The Guardian (USA)

Louisiana vessel capsize: one worker’s body recovered and six rescued, 12 still missing

- Guardian staff and agencies

Coast Guard boats and aircraft have covered an area larger than the state of Rhode Island to search for 12 people still missing Wednesday off the Louisiana coast after their offshore oilfield vessel capsized in hurricane-force winds.

One worker’s body was recovered Wednesday and six people were rescued Tuesday after the Seacor Power overturned Tuesday afternoon in the Gulf of Mexico, the Coast Guard said.

Coast Guard Capt Will Watson said winds were 80 to 90 mph and waves were 7 to 9 feet (2.1 to 2.7 meters) when the Seacor Power lift vessel overturned.

“That’s challengin­g under any circumstan­ce,” Watson said. “We don’t know the degree to which that contribute­d to what happened, but we do

know those are challengin­g conditions to be out in the maritime environmen­t.”

Asked about the prospects of the missing crew, he said: “We are hopeful. We can’t do this work if you’re not optimistic, if you’re not hopeful.”

Divers were heading to the local area Wednesday afternoon, Coast Guard spokesman John Micheli said.

The Lafourche parish president, Archie Chaisson III, said time was critical in the rescue effort, especially because more rough weather was in the forecast.

“The hope is that we can bring the other 12 home alive,” Chaisson said.

The Seacor Power is a bulky vessel that has three long legs it can lower to the sea floor to become an offshore platform. It flipped over Tuesday afternoon miles south of Port Fourchon, a major base for the US oil and gas industry. The coast guard vessel Heartland said in a statement at around 8pm on Tuesday that it and several other vessels responded to an area of the Gulf of Mexico south of Grand Isle after the 129ft Seacor Power overturned.
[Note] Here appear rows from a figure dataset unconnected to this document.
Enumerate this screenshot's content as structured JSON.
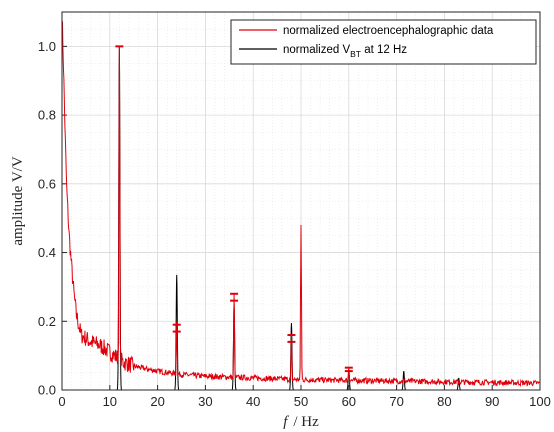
{
  "chart_data": {
    "type": "line",
    "xlabel": {
      "symbol": "f",
      "rest": "/ Hz"
    },
    "ylabel": "amplitude V/V",
    "xlim": [
      0,
      100
    ],
    "ylim": [
      0,
      1.1
    ],
    "xticks": [
      "0",
      "10",
      "20",
      "30",
      "40",
      "50",
      "60",
      "70",
      "80",
      "90",
      "100"
    ],
    "yticks": [
      "0.0",
      "0.2",
      "0.4",
      "0.6",
      "0.8",
      "1.0"
    ],
    "grid": true,
    "legend_position": "top-right",
    "colors": {
      "eeg": "#e0000c",
      "bt": "#000000",
      "grid": "#d9d9d9",
      "axis": "#262626"
    },
    "series": [
      {
        "name": "normalized electroencephalographic data",
        "color": "#e0000c",
        "baseline": [
          [
            0,
            1.1
          ],
          [
            0.3,
            0.95
          ],
          [
            0.7,
            0.72
          ],
          [
            1,
            0.58
          ],
          [
            1.5,
            0.45
          ],
          [
            2,
            0.36
          ],
          [
            2.5,
            0.28
          ],
          [
            3,
            0.22
          ],
          [
            4,
            0.16
          ],
          [
            5,
            0.15
          ],
          [
            6,
            0.14
          ],
          [
            7,
            0.135
          ],
          [
            8,
            0.13
          ],
          [
            9,
            0.12
          ],
          [
            10,
            0.11
          ],
          [
            11,
            0.1
          ],
          [
            13,
            0.08
          ],
          [
            15,
            0.07
          ],
          [
            18,
            0.06
          ],
          [
            20,
            0.055
          ],
          [
            25,
            0.045
          ],
          [
            30,
            0.04
          ],
          [
            40,
            0.035
          ],
          [
            50,
            0.03
          ],
          [
            60,
            0.028
          ],
          [
            70,
            0.026
          ],
          [
            80,
            0.024
          ],
          [
            90,
            0.022
          ],
          [
            100,
            0.02
          ]
        ],
        "peaks": [
          {
            "f": 12,
            "amplitude": 1.0,
            "marker": [
              1.0
            ]
          },
          {
            "f": 24,
            "amplitude": 0.2,
            "marker": [
              0.19,
              0.17
            ]
          },
          {
            "f": 36,
            "amplitude": 0.28,
            "marker": [
              0.28,
              0.26
            ]
          },
          {
            "f": 48,
            "amplitude": 0.16,
            "marker": [
              0.16,
              0.14
            ]
          },
          {
            "f": 50,
            "amplitude": 0.48,
            "marker": []
          },
          {
            "f": 60,
            "amplitude": 0.065,
            "marker": [
              0.065,
              0.055
            ]
          }
        ]
      },
      {
        "name_parts": {
          "pre": "normalized V",
          "sub": "BT",
          "post": " at 12 Hz"
        },
        "color": "#000000",
        "peaks": [
          {
            "f": 12,
            "amplitude": 1.0
          },
          {
            "f": 24,
            "amplitude": 0.335
          },
          {
            "f": 36,
            "amplitude": 0.25
          },
          {
            "f": 48,
            "amplitude": 0.195
          },
          {
            "f": 60,
            "amplitude": 0.06
          },
          {
            "f": 71.5,
            "amplitude": 0.055
          },
          {
            "f": 83,
            "amplitude": 0.035
          }
        ]
      }
    ]
  }
}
A search plane also flew in to assist.

Chaisson confirmed that 18 people were on board before the Seacor Power took on water in rough seas, the New Orleans Advocate reported.

Hit by the storm, it flipped over, with one of the legs pointed awkwardly skyward as rescuers searched for the workers in rough seas.
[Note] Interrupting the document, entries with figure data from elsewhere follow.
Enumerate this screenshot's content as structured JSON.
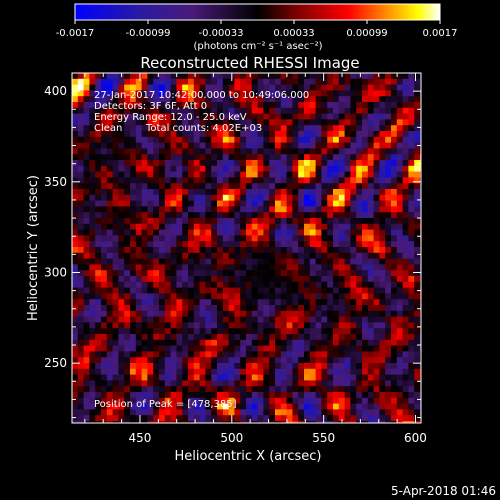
{
  "colorbar": {
    "tick_labels": [
      "-0.0017",
      "-0.00099",
      "-0.00033",
      "0.00033",
      "0.00099",
      "0.0017"
    ],
    "units_label": "(photons cm⁻² s⁻¹ asec⁻²)",
    "colors": [
      "#0000ff",
      "#2a1aa0",
      "#4a1a7a",
      "#000000",
      "#8a0000",
      "#ff0000",
      "#ff8800",
      "#ffff00",
      "#ffffff"
    ]
  },
  "chart_data": {
    "type": "heatmap",
    "title": "Reconstructed RHESSI Image",
    "xlabel": "Heliocentric X (arcsec)",
    "ylabel": "Heliocentric Y (arcsec)",
    "xlim": [
      413,
      603
    ],
    "ylim": [
      217,
      410
    ],
    "x_ticks": [
      450,
      500,
      550,
      600
    ],
    "y_ticks": [
      250,
      300,
      350,
      400
    ],
    "x_tick_labels": [
      "450",
      "500",
      "550",
      "600"
    ],
    "y_tick_labels": [
      "250",
      "300",
      "350",
      "400"
    ],
    "value_range": [
      -0.0017,
      0.0017
    ],
    "peak": {
      "x": 478,
      "y": 385
    },
    "annotations": {
      "time_range": "27-Jan-2017 10:42:00.000 to 10:49:06.000",
      "detectors": "Detectors: 3F 6F, Att 0",
      "energy": "Energy Range: 12.0 - 25.0 keV",
      "method": "Clean",
      "total_counts": "Total counts: 4.02E+03",
      "peak_position": "Position of Peak = [478,385]"
    }
  },
  "footer": {
    "date": "5-Apr-2018 01:46"
  }
}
A witness, Simon Bruce, published a post on social media saying he was on a boat near the Seacor Power at the time of the capsizing and never heard so many mayday calls at once in his life. Bruce’s post said other boats had also flipped and were taking on water. “Please pray for the lost,” he added. New Orleans and areas off Louisiana’s shore were being hit by an unexpected­ly strong storm that overturned vessels and damaged property, particular­ly in coastal towns.
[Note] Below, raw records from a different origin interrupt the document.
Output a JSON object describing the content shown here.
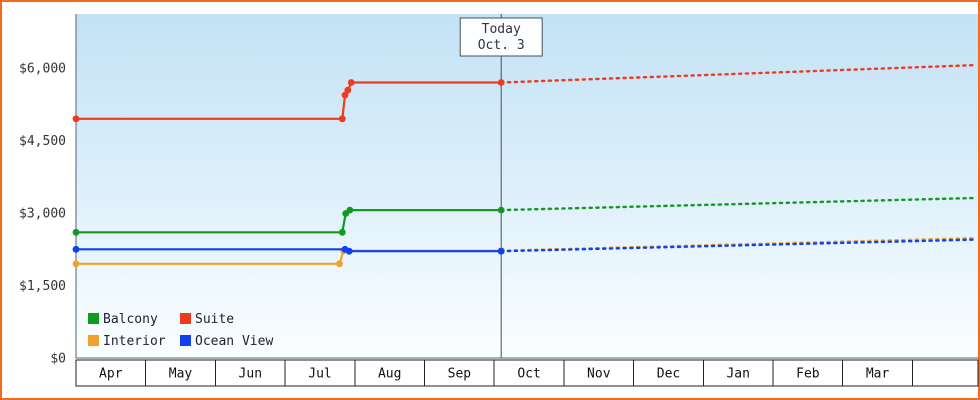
{
  "frame": {
    "border_color": "#f26c21"
  },
  "chart_data": {
    "type": "line",
    "title": "",
    "x_months": [
      "Apr",
      "May",
      "Jun",
      "Jul",
      "Aug",
      "Sep",
      "Oct",
      "Nov",
      "Dec",
      "Jan",
      "Feb",
      "Mar"
    ],
    "ylim": [
      0,
      6000
    ],
    "y_ticks": [
      {
        "value": 0,
        "label": "$0"
      },
      {
        "value": 1500,
        "label": "$1,500"
      },
      {
        "value": 3000,
        "label": "$3,000"
      },
      {
        "value": 4500,
        "label": "$4,500"
      },
      {
        "value": 6000,
        "label": "$6,000"
      }
    ],
    "today": {
      "label_line1": "Today",
      "label_line2": "Oct. 3",
      "month_x": 6.1
    },
    "series": [
      {
        "id": "interior",
        "name": "Interior",
        "color": "#f0a32b",
        "solid": [
          [
            0,
            1950
          ],
          [
            3.78,
            1950
          ],
          [
            3.84,
            2220
          ],
          [
            6.1,
            2220
          ]
        ],
        "dotted": [
          [
            6.1,
            2220
          ],
          [
            12.9,
            2480
          ]
        ],
        "markers": [
          [
            0,
            1950
          ],
          [
            3.78,
            1950
          ],
          [
            3.84,
            2220
          ],
          [
            6.1,
            2220
          ]
        ]
      },
      {
        "id": "oceanview",
        "name": "Ocean View",
        "color": "#1141ee",
        "solid": [
          [
            0,
            2250
          ],
          [
            3.86,
            2250
          ],
          [
            3.92,
            2210
          ],
          [
            6.1,
            2210
          ]
        ],
        "dotted": [
          [
            6.1,
            2210
          ],
          [
            12.9,
            2450
          ]
        ],
        "markers": [
          [
            0,
            2250
          ],
          [
            3.86,
            2250
          ],
          [
            3.92,
            2210
          ],
          [
            6.1,
            2210
          ]
        ]
      },
      {
        "id": "balcony",
        "name": "Balcony",
        "color": "#12991f",
        "solid": [
          [
            0,
            2600
          ],
          [
            3.82,
            2600
          ],
          [
            3.87,
            2990
          ],
          [
            3.93,
            3060
          ],
          [
            6.1,
            3060
          ]
        ],
        "dotted": [
          [
            6.1,
            3060
          ],
          [
            12.9,
            3310
          ]
        ],
        "markers": [
          [
            0,
            2600
          ],
          [
            3.82,
            2600
          ],
          [
            3.87,
            2990
          ],
          [
            3.93,
            3060
          ],
          [
            6.1,
            3060
          ]
        ]
      },
      {
        "id": "suite",
        "name": "Suite",
        "color": "#ee3b20",
        "solid": [
          [
            0,
            4950
          ],
          [
            3.82,
            4950
          ],
          [
            3.86,
            5440
          ],
          [
            3.9,
            5540
          ],
          [
            3.95,
            5700
          ],
          [
            6.1,
            5700
          ]
        ],
        "dotted": [
          [
            6.1,
            5700
          ],
          [
            12.9,
            6060
          ]
        ],
        "markers": [
          [
            0,
            4950
          ],
          [
            3.82,
            4950
          ],
          [
            3.86,
            5440
          ],
          [
            3.9,
            5540
          ],
          [
            3.95,
            5700
          ],
          [
            6.1,
            5700
          ]
        ]
      }
    ],
    "legend_rows": [
      [
        "Balcony",
        "Suite"
      ],
      [
        "Interior",
        "Ocean View"
      ]
    ]
  }
}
Aaron Callais, a shrimp boat captain, said the bad weather started with small, quickly dissipatin­g waterspout­s that buffeted his father’s boat, the Ramblin’ Cajun.

“There was nothing we could do. One minute we were facing north, the next south, then east and west,” he said. “Things were flying in the cabin.”

Callais posted video on Facebook of wind battering the boat as he talked on the satellite phone to friends and family, including his dad, “letting him know the situation, that it wasn’t looking good. We didn’t know if we were going to make it out.”